More Prebuilt Models

Compare
Choose a tag to compare
@husnusensoy husnusensoy released this 17 Mar 09:59
· 296 commits to master since this release

0.18 adds more prebuilt models into sadedegel library

News

  • Our main contributor @dafajon has implemented a new BM25Summarizer similary to TfIdf summarizer. BM25Summarizer outperforms slightly in short summaries.

  • We have packaged two new prebuilt models (Refer to README for model accuracies )

    1. tweeter profanity classification (sadedegel.prebuilt.tweet_profanity)
    2. tweeter sentiment classification (sadedegel.prebuilt.tweet_sentiment)
  • Change the way we report summarizer performance. Instead of a grid search of summarizer options, we now use a RandomSearch to decide optimal summarizer and parameters. Refer to README for details.

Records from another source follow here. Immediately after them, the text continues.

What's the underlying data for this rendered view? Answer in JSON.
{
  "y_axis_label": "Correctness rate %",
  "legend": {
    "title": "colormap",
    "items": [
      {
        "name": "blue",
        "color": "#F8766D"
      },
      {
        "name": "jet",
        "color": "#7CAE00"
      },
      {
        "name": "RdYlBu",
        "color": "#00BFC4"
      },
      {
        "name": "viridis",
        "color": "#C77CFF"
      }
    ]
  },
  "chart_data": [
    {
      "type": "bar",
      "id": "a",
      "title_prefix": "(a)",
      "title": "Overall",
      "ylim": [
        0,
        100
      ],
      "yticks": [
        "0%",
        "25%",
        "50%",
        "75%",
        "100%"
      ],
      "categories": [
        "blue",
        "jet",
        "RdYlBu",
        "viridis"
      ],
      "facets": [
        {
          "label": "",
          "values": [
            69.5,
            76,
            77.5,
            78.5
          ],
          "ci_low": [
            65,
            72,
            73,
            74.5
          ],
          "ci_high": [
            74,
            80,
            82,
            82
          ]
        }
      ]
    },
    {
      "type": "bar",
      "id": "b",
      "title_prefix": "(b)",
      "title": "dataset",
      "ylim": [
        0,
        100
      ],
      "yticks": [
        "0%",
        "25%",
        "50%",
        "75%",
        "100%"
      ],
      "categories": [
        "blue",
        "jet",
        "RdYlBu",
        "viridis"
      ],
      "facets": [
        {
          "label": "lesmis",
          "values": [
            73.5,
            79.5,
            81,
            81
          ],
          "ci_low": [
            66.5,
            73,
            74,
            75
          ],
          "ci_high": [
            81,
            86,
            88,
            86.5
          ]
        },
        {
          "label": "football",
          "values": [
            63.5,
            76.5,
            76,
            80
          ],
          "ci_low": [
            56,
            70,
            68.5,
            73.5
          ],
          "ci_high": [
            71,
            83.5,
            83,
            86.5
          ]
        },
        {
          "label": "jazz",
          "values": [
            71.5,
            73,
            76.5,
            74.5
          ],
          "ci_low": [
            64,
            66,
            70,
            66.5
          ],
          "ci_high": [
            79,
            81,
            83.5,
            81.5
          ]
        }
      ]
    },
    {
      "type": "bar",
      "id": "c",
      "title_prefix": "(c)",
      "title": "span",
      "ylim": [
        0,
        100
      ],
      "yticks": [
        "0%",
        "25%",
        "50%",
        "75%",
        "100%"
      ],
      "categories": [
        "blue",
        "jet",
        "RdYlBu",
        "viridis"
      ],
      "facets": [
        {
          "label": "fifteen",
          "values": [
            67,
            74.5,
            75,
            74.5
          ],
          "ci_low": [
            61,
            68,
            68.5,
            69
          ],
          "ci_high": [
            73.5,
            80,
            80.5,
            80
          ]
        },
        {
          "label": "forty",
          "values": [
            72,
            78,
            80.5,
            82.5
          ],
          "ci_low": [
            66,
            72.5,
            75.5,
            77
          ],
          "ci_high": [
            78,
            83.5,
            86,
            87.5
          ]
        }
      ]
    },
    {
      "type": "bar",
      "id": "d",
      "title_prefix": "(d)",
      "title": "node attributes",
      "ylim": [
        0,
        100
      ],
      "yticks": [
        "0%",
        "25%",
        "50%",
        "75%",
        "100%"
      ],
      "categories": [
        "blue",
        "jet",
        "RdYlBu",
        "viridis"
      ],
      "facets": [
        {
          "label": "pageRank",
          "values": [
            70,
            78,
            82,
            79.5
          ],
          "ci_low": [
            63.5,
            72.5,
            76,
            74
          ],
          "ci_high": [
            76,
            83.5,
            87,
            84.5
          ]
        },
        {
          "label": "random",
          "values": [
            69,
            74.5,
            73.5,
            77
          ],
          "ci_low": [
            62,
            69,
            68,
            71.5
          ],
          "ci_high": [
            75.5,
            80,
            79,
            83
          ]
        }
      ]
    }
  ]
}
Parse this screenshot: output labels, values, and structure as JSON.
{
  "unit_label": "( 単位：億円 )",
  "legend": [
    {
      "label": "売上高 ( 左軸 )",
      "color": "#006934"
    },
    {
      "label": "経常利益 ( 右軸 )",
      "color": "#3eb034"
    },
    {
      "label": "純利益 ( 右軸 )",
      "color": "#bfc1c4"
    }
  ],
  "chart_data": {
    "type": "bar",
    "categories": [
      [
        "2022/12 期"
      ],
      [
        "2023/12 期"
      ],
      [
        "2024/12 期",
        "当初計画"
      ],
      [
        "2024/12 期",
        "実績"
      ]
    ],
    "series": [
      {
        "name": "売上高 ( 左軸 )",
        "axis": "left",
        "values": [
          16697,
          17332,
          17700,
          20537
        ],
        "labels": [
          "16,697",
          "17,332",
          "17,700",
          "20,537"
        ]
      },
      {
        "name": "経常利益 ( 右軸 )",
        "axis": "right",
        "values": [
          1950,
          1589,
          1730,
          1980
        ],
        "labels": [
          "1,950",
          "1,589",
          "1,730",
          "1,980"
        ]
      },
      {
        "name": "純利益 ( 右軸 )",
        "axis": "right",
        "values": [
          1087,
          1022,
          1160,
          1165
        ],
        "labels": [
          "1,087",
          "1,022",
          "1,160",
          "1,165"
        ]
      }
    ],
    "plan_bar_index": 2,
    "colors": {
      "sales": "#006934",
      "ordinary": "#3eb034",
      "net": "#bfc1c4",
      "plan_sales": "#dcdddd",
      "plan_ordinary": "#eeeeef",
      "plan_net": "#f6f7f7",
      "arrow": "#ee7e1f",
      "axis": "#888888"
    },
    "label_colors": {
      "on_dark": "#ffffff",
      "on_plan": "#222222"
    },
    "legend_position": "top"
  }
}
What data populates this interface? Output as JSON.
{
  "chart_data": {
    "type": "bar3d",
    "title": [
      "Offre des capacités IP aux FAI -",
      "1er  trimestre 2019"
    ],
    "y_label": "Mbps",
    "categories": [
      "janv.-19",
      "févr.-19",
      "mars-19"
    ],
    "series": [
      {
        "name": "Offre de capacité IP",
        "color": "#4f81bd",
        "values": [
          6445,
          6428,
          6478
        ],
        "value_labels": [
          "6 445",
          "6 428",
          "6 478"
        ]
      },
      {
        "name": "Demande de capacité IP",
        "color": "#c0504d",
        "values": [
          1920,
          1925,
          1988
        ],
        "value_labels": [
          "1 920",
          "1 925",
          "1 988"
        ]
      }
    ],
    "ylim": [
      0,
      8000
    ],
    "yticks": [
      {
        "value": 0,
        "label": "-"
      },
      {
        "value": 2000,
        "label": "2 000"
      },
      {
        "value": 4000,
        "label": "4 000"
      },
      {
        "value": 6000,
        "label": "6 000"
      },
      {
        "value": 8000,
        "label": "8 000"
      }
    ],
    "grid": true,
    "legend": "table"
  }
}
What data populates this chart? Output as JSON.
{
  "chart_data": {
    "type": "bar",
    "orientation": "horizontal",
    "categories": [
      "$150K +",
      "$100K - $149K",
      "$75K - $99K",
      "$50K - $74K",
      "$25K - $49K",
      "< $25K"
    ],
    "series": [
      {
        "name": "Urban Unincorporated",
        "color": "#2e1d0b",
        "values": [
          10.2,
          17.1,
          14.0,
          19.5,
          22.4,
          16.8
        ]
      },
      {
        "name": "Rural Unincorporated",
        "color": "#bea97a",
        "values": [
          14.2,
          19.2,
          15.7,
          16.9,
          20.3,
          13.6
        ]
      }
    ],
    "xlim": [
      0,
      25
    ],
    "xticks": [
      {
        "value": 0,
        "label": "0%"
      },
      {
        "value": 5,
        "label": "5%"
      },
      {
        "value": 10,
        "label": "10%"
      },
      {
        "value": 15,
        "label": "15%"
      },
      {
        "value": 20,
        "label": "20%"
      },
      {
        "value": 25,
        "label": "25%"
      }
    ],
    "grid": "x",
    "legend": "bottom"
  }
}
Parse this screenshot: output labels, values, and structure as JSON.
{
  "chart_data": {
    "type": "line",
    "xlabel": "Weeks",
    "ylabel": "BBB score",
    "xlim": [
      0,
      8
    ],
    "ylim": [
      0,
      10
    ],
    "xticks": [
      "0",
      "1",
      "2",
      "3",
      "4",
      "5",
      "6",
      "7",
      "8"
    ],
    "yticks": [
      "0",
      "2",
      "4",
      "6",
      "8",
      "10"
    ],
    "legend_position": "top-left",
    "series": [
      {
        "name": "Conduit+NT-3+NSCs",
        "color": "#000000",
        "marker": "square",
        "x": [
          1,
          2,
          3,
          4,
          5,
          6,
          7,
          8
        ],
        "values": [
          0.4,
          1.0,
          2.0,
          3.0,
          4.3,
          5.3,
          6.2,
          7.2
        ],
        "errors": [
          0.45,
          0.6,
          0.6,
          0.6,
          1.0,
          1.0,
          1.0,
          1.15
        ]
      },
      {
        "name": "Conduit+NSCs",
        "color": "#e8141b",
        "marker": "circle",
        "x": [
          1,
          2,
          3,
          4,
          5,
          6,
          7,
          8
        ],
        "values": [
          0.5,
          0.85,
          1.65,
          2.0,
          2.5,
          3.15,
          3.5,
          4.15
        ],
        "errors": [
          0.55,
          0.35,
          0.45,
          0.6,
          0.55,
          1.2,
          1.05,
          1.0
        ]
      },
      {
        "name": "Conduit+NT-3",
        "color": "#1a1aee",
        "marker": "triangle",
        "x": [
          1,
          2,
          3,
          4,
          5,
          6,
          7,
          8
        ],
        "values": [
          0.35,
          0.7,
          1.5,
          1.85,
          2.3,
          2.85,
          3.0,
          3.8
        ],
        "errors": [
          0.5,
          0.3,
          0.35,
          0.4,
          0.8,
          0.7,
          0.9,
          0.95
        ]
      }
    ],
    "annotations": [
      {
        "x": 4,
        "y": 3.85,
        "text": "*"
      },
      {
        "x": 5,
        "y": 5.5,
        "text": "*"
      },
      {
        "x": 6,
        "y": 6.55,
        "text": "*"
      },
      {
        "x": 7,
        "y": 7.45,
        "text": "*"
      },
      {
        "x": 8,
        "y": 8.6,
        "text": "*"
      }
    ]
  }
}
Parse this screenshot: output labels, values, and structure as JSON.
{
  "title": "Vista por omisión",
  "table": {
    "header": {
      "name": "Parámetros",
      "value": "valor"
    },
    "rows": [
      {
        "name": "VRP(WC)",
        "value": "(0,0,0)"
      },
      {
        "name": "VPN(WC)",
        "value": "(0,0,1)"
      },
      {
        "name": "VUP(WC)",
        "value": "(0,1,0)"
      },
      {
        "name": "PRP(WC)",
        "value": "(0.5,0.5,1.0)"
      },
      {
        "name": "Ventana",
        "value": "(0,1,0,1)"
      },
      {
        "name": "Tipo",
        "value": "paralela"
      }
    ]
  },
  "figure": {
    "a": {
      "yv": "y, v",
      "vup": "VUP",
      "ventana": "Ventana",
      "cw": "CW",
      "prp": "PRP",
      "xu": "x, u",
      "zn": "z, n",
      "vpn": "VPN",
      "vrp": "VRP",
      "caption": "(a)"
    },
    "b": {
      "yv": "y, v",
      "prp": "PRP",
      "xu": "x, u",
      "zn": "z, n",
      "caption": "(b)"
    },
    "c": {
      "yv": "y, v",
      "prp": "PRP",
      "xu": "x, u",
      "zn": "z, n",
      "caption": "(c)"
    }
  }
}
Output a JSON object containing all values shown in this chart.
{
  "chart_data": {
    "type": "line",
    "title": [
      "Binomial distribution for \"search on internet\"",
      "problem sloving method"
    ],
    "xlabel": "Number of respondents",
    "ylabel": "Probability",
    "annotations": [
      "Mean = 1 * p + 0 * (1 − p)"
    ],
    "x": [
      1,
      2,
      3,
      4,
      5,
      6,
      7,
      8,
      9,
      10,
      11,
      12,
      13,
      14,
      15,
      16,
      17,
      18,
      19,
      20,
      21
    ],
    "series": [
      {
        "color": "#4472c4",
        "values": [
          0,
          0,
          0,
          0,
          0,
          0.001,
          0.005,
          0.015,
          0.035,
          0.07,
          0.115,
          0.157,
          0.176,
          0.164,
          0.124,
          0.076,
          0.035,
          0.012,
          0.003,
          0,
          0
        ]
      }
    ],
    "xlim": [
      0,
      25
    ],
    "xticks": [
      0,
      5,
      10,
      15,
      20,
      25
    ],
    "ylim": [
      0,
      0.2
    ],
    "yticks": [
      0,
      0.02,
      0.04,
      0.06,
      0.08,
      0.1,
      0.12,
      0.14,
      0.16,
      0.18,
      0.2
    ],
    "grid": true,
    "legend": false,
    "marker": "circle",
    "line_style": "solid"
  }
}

Feature Drop & Deprecation

  • sents property on Doc is dropped. use __iter__(Doc) instead.
  • tf property on Doc is deprecated (will be dropped by 0.18) in favor of get_tf function which gives a more flexible way to access document level tf vectors.
  • tfidf function on Doc is deprecated (will be dropped by 0.18) in favor of get_tfidf function which gives a more flexible way to access document level tf-idf vectors.
  • lexrank external dependency is dropped and LexRankPureSummarizer is renamed to be LexRankSummarizer
  • set_config, get_config, describe_config and get_all_configs are dropped in favor of new configuration implementation.

Others

  • tf property is now a part of TfImpl class using default configuration settings to yield a tf vector for a Doc or Sentence
  • We've updated documentation for our datasets.
  • idf property is now a part of IdfImp class using default configuration settings to yield a idf vector for a Doc or Sentence
  • More default parameters in default.ini based on our summarizer performance.